BOSNIA: A replacement for the Ottoman bridge, destroyed in Bosnia's civil war, was opened yesterday. Daniel McLaughlin was there
When 12 men leaped from Mostar's Old Bridge last night, their fellow Bosnians cheered the extravagant reopening of the graceful span across the Neretva river and clinked glasses to a future free from the kind of strife that flattened it 11 years ago.
More than 50 international delegations, including heads of state from across the Balkans and Britain's Prince Charles, attended a glittering ceremony to mark the rebirth of an architectural and cultural treasure that was destroyed by the shelling of Bosnian Croats determined to seize historic Mostar from their Muslim neighbours.
The attack shattered not only the physical link between the town's two communities - a 30-metre arc of cool limestone and marble - but symbolised the collapse of the ethnic harmony that had prevailed here for 500 years.
Bosnia had been a province of the Ottoman empire for a century by the time the Old Bridge was completed in 1566, the masterwork of architect Mimar Hajrudin.

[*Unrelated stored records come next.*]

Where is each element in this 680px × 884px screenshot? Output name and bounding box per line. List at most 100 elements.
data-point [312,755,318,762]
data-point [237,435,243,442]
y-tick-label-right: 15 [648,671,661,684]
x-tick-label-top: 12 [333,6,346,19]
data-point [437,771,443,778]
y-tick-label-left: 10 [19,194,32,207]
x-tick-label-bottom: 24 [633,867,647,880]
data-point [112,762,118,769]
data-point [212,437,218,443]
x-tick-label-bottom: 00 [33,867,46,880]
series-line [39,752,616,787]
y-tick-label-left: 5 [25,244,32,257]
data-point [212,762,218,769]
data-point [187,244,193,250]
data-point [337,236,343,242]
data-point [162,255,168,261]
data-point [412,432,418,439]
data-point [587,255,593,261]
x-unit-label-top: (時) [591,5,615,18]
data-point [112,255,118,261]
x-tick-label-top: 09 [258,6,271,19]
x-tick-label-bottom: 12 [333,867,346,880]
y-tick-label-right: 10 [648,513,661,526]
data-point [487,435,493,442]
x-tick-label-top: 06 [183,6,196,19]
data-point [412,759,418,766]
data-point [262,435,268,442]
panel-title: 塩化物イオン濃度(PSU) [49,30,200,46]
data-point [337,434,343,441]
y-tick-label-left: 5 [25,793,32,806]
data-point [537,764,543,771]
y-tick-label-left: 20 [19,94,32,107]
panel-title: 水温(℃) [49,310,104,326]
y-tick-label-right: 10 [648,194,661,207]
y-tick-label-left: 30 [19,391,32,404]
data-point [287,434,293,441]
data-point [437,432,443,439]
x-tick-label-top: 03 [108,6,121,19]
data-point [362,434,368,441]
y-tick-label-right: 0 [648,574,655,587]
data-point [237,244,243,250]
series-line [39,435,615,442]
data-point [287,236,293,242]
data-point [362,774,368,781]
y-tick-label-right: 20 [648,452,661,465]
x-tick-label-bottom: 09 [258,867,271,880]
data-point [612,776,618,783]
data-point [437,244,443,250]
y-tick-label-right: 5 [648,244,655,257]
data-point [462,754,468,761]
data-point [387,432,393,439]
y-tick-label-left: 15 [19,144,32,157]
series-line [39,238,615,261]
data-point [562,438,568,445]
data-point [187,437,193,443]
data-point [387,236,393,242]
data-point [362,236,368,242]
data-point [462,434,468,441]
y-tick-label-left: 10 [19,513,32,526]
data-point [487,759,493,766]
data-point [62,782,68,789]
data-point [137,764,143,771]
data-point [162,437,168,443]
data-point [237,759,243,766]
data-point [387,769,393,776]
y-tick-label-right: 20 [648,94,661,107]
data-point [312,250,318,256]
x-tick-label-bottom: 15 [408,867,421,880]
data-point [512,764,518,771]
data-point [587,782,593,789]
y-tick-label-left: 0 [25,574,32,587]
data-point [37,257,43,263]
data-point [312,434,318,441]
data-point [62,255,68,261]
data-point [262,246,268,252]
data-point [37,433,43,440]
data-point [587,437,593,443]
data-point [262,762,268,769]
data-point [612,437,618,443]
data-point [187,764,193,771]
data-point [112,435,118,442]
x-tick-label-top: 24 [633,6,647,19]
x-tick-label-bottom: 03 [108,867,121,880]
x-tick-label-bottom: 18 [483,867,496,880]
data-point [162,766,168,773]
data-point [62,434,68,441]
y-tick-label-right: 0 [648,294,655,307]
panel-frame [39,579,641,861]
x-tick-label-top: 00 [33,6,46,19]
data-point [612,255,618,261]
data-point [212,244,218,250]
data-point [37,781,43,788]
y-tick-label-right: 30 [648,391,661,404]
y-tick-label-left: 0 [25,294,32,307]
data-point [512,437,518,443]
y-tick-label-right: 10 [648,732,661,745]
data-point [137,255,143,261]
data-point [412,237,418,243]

Later it was the focal point of perhaps Yugoslavia's most ethnically integrated town, as well as the springboard for divers who plunged the 20 metres into the swirling green waters of the Neretva, to gasps of admiration from visitors.
When Croatian tankfire sent the bridge's pale stone tumbling into the river in 1993, many of Mostar's 105,000 residents abandoned hope of ever again living in peace with their old neighbours.
Along with the shelling of the medieval Croatian city of Dubrovnik by Serb and Montenegrin forces, the destruction of Mostar's Old Bridge was the most potent symbol of the wanton destruction of a war that killed more than 250,000 people and displaced almost two million.
Amid the fizz of fireworks and the music of local bands last night, Mostar's residents enjoyed the climax of a programme of events to mark the opening of their "new Old Bridge," which was re-created at a cost of about $15 million collected from numerous donor states.
It was built from fragments of its shattered predecessor that were dredged out of the river, and with local stone cut and finished in a traditional Turkish style.
"This is a bridge which has a soul of its own," Mr Sulejman Kupusovic, the man in charge of the reopening ceremony, said this week. "Even when it was destroyed and did not exist, it was present among the residents even more than ever.
"I am sure this bridge will do more for the unification of Mostar and Bosnia - more than declarations or politicians together - because it is, simply put, our history."
But, just as the international effort to rebuild Mostar cannot hide all the bullet-scarred buildings along the old front line, so symbols of hope cannot paper over the deep cracks that riddle relations between Catholic Croats and their Muslim neighbours.
More than 2,000 police were in Mostar to provide security for its visitors yesterday, and an armoured personnel-carrier lumbered outside the town's top hotel.
Violence is now a rarity, but Croats and Muslims barely mingle, sending their children to schools on opposite sides of the Neretva, riding buses that never cross the river and even supporting different football teams.
Sick of the prevarication of local leaders, the international community's high representative for Bosnia, Paddy Ashdown, has ordered the dissolution of the ethnically divided municipalities in Mostar and wants it run as a unified city, with one set of emergency services rather than the current two, which both refuse to give aid to the other side.
The former British MP this week denounced the destruction of the Old Bridge as "the momentary triumph of evil" and said he had high hopes for its power to reconcile Mostar's communities.
"Its reconstruction represents a permanent triumph of will, the will to do whatever is necessary to ensure the ultimate victory of civilisation over primitivism."
For most people in Mostar, however, time and money seem the key to salving the wounds of recent history.
"I don't hate the Muslims. I was young when the war happened," said Jelena (19), a Croat.
"And the bridge is beautiful, so perhaps it will bring the tourists back. Perhaps it will even help us get into the EU eventually. But it seems we have only come a short way, and there is still far to go."